“When I was young, I thought it was all about the money. And I was right. It was.” – Mike Marks
Mike Marks of Indian River Consulting Group summed it up nicely during his opening presentation at the Profit and Productivity Summit for Distributors this week in Chicago.
The goal of this event is to look at profitability holistically: How can distributors strengthen their bottom line through not only better pricing, but better buying, a more productive workforce and smarter technology?
Marks focused on the productivity of one of distributors’ biggest assets: their sales forces. The current state of distributors’ sales forces is:
- They are geographically based serving an established set of customers.
- They are incentivized on gross margin, getting to “eat what they kill.”
- They negotiate or influence pricing with customers.
- They receive some clerical, admin and counter support from others.
Most industrial distributors have a customer repurchase rate of over 85%, meaning most of what customers are buying doesn’t need to be sold to them. That results in sales reps spending much of their time market-serving vs. market-making.
To counter this, the emerging state of sales, according to Marks, needs to be:
- Field reps have a defined set of customers that often change.
- Field reps focused on market-making rather than market-serving.
- The leveraging of data to migrate up the customer value chain, increasing switching costs.
- Digitally enhanced processes that provide rich insights and reduced friction in the customer experience. This includes AI-powered selling, from simple automation to technology playing an active role on the sales team.
The result: greater productivity across the board and releasing sales reps to proactively take share.
“I want you to be boringly reliable,” Marks said. “You don’t need your sales reps to be doing heroic recoveries.”
Here are the other takeaways from the first 24 hours of the conference:
Distributors need to reduce their losses on money-losing accounts.
According to Randy MacLean of Waypoint Analytics, distributors are facing margin pressure from:
- Rising labor costs
- Fluctuating interest rates
- An aging workforce (“It’s not bad if you’re capitalizing on it. But if you’re not, it won’t translate to greater profits.”)
- A mature market
- Small orders
On average, MacLean said, around 60% of distributors’ invoices lose money. You won’t ever get down to 0. But a “reduction in losses is the same as an increase in profits.”

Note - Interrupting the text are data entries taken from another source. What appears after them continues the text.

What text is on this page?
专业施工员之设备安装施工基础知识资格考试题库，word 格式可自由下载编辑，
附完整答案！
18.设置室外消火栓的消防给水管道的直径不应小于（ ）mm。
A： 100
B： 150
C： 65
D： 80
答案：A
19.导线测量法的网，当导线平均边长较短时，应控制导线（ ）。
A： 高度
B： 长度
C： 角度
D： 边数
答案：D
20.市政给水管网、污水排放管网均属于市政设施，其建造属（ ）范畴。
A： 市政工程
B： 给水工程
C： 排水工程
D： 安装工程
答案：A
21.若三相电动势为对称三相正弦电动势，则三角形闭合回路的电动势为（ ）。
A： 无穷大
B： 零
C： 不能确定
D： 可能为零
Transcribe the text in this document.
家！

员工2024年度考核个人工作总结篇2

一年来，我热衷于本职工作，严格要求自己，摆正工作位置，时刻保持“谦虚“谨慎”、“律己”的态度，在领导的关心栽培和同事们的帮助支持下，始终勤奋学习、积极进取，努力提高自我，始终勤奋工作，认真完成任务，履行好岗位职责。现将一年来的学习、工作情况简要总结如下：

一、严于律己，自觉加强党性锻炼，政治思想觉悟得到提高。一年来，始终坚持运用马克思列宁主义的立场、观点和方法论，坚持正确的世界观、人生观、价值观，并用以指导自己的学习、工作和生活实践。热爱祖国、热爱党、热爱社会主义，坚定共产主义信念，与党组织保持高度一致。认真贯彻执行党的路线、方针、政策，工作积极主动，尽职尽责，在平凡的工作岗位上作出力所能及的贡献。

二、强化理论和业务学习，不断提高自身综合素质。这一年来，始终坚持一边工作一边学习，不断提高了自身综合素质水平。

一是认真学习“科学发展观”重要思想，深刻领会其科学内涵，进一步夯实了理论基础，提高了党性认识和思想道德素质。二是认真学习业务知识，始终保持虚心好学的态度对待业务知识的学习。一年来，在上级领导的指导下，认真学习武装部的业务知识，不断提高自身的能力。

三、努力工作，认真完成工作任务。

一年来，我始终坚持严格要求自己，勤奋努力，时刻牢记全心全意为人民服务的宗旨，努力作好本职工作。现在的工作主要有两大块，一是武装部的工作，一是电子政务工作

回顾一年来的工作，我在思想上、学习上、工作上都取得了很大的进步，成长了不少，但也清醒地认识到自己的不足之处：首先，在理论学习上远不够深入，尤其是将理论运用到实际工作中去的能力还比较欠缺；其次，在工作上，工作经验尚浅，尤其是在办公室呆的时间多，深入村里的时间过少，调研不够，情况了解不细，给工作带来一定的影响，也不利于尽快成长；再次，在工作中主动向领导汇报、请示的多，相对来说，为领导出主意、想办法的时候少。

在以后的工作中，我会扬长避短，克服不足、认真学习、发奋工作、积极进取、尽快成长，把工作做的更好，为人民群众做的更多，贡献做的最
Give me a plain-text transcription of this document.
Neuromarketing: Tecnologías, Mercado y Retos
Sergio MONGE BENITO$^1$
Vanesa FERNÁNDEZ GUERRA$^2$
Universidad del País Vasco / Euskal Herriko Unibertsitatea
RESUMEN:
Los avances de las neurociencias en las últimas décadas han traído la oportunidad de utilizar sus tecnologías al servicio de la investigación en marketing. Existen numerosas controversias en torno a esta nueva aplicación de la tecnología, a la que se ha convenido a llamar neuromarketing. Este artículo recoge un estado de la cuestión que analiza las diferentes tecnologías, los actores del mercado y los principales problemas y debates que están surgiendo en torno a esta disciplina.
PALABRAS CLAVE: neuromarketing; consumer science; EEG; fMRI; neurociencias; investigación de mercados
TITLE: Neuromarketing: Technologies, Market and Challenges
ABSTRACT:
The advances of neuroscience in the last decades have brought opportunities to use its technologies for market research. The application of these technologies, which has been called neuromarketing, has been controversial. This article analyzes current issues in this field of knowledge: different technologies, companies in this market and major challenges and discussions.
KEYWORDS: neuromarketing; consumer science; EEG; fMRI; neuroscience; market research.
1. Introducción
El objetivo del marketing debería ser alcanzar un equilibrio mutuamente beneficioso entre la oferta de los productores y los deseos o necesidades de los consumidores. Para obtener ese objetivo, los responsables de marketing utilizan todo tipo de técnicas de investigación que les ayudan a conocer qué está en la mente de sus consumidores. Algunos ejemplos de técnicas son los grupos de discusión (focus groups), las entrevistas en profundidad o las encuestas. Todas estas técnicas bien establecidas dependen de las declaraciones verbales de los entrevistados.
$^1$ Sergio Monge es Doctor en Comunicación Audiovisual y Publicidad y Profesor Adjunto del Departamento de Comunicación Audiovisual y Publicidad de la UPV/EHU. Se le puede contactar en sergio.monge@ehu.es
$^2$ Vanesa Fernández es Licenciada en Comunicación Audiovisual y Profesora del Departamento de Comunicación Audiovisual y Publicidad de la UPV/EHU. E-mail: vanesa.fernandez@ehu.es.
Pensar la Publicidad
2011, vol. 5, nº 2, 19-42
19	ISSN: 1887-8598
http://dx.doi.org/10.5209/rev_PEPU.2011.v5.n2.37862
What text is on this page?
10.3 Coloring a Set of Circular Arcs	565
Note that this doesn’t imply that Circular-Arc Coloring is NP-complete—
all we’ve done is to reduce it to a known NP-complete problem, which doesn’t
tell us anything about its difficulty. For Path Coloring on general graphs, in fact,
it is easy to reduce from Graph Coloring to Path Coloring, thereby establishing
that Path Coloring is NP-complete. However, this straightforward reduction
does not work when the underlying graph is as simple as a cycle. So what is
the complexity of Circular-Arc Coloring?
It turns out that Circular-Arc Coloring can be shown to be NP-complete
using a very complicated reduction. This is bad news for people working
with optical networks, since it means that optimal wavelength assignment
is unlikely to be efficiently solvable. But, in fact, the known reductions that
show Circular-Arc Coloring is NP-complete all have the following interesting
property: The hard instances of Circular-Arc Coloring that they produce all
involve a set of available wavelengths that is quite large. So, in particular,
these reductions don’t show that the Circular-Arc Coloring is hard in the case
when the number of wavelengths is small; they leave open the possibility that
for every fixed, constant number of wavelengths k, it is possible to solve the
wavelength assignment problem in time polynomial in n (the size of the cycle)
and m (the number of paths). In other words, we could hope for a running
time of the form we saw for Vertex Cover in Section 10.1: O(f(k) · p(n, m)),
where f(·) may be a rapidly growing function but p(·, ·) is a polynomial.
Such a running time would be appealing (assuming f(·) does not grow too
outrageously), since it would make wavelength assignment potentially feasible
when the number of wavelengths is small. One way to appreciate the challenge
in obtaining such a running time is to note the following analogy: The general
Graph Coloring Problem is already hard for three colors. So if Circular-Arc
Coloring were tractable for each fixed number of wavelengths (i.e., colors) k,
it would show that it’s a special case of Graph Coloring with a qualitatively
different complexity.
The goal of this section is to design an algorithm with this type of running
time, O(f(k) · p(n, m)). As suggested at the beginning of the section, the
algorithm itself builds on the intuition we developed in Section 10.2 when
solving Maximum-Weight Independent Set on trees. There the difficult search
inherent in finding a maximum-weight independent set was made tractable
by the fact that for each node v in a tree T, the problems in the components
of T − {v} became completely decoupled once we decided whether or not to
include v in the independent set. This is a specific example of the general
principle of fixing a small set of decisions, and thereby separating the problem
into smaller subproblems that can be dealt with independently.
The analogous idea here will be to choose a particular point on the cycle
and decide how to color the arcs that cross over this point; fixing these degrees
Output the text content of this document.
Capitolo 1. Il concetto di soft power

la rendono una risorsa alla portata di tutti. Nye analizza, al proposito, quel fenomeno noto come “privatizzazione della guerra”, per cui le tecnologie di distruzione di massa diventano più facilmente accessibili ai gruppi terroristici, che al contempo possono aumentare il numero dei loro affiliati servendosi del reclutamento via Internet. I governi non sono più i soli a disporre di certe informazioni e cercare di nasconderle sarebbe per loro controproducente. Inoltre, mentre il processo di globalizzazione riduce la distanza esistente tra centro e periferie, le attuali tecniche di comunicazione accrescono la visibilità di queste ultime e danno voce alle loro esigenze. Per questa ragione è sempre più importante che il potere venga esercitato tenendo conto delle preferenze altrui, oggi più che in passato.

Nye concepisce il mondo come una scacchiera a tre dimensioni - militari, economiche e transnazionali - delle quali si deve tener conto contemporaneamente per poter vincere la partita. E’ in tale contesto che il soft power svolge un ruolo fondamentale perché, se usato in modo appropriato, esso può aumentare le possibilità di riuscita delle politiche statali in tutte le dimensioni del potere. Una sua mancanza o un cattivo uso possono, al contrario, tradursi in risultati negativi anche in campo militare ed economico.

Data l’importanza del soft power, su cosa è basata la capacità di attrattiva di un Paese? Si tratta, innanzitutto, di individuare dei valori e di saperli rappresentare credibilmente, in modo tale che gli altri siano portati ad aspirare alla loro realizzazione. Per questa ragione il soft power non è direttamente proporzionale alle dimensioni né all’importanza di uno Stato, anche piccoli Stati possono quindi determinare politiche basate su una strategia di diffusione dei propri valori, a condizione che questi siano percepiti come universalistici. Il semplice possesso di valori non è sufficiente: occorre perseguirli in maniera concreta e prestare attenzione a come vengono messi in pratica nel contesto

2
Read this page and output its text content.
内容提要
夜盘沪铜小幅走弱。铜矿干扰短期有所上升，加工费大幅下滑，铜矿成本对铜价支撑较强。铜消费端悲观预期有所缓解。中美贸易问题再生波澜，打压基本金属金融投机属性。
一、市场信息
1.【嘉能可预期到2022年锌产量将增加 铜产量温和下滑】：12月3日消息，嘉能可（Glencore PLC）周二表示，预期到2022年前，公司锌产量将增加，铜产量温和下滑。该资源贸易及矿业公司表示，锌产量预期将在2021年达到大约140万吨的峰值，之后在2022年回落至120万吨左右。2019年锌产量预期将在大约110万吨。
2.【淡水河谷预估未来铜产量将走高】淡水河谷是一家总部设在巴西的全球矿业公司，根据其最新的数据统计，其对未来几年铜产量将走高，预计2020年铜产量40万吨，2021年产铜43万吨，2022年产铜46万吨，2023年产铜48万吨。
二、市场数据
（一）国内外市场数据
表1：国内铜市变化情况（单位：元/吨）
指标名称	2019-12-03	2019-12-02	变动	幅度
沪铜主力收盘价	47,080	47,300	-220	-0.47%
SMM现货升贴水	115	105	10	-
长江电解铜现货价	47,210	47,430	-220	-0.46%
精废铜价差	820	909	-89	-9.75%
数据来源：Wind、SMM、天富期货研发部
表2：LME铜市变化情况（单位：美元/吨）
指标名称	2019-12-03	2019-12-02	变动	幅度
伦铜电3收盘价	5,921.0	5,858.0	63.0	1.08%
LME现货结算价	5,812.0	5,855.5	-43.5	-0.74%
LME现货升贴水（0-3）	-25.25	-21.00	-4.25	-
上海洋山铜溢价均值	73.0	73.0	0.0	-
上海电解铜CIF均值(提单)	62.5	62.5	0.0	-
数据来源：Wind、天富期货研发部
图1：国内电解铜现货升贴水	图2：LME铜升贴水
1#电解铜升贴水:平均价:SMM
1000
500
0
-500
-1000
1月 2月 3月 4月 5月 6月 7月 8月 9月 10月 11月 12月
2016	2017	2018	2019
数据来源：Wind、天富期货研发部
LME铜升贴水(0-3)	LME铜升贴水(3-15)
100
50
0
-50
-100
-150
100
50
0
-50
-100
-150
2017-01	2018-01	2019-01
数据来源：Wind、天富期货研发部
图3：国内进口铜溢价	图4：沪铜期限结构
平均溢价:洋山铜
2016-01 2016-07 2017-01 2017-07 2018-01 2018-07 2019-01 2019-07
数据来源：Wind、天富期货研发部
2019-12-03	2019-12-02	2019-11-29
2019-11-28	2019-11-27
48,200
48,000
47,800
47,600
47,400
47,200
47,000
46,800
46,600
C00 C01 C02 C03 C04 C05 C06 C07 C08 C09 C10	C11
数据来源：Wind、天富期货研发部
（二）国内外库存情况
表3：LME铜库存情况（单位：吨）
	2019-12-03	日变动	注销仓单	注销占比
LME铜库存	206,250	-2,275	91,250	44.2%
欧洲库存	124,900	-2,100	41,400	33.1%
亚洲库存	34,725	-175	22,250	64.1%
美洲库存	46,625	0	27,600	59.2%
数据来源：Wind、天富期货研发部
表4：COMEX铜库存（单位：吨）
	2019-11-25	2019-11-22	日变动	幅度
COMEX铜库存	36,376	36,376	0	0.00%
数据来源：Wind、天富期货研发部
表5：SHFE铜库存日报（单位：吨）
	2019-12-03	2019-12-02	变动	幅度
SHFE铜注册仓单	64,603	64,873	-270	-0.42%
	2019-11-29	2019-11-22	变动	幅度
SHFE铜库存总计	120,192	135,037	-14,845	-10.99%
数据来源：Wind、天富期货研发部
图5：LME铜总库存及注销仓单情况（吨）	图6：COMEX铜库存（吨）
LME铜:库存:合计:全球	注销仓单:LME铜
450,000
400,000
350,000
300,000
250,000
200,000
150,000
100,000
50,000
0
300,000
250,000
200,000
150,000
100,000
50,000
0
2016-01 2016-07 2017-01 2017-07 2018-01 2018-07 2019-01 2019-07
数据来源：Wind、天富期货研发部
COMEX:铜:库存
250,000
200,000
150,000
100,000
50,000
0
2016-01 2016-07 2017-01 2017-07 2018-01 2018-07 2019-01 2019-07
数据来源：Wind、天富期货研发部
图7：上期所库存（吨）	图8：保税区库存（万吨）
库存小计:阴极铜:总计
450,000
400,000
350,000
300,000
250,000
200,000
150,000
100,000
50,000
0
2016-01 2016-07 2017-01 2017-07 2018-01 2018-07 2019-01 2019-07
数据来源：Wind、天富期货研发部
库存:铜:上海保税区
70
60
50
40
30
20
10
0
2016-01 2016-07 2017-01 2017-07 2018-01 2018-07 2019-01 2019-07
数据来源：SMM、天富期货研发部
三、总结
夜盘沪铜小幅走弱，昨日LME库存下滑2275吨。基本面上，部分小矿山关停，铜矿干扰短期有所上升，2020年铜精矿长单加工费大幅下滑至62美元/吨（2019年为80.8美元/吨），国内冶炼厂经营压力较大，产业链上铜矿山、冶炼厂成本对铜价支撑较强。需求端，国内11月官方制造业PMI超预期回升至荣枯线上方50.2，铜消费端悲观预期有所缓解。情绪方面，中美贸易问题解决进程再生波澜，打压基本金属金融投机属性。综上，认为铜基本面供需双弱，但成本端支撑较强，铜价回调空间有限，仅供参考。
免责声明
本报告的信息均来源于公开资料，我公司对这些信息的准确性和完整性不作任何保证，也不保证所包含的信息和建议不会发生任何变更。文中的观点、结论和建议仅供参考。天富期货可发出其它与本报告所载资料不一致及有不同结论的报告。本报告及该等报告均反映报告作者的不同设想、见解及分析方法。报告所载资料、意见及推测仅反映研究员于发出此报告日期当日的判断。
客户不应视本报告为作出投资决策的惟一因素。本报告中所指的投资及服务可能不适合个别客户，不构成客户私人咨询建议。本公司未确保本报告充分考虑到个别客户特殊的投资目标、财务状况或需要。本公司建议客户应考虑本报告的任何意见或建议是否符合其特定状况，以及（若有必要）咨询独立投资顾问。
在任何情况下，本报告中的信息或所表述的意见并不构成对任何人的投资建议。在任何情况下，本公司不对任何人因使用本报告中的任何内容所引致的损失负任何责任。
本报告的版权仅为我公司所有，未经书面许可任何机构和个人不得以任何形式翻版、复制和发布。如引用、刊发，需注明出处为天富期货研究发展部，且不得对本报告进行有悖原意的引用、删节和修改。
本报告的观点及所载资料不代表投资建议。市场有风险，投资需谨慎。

Distributors can’t sell their way to profitability, he said. Instead, distributors need to focus on what they can control. Among other tactics, they can:
- Reprice small money-losing accounts.
- Work with your customers and team to reduce the number of small orders.
- Evaluate value-added services. Where can you add fees? MacLean has seen some distributors be successful with delivery fees, for example.
- Set minimum order quantities.
Losing money is only sustainable for so long. “If you don’t get on top of this, you won’t make it,” MacLean said.
Distributors’ visibility into profitability is greater than it’s ever been.
Because we now have access to historical data and modern analytics, distributors can closely examine their data to uncover opportunities to increase their bottom line. “There’s no excuse to not chase the profit leaks,” said Scott Sinning, who oversaw pricing at electrical distributor Graybar for much of his career and now helps other distributors improve pricing.
He spoke on the panel, “What I Wish I Knew About Driving Profits 20 Years Ago.”
“Every distributor leaves money on the table,” he said. “What matters is how much and whether you can see it.”
A pricing initiative won’t succeed if your team isn’t onboard.
It’s easier said than done to say that distributors can implement a strategic pricing initiative and expect it will have immediate impact. The truth is: Without your team onboard, you won’t get far. And they are often less afraid of their boss than they are of the customer, said Abhi Singh, who joined Sinning on the panel. Singh is the principal of LMS Strategies and has spent his career in distribution operations for companies like HD Supply and White Cap.
The good news: Distributors can give their reps permission to say no and the right support and tools to follow through. Establishing a culture that values profitability, not just volume, requires strong leadership and change management.
The front lines need to understand why a price is what it is. “Why are we worth more?” Singh said.
They also need to know what’s in it for them, Sinning said. Better pricing processes can save reps time and make them more money.
Distributors have more control over their profitability than they think.
“We sell the same product everyone else does.”
And that means distributors don’t have the power to charge more. That’s the myth that William Humsi of pricing consultancy Simon-Kucher opened his session on the first day of the conference. Actually, he said, distributors have more control than they think to capture the value they are delivering.
The disconnect comes when distributors try to identify what customers care about.
It turns out that their customers usually don’t value price first. In line with what DSG has seen with the surveys we’ve done of distributors’ customers, Humsi shared data that showed that price often lands behind product availability, ease of ordering, product quality, lead times, and customer services and support as most important in the buying decision.
High-performing companies clarify and measure the value they offer customers, he said, segmenting customers based on their needs and willingness to pay. Distributors can also pull levers like freight based on what customers value most.
“Understand your customers’ stories and what matters to them,” he said. That’s where you’ll find the power to derive value from a transaction. “You can’t talk about price without talking about value,” he said.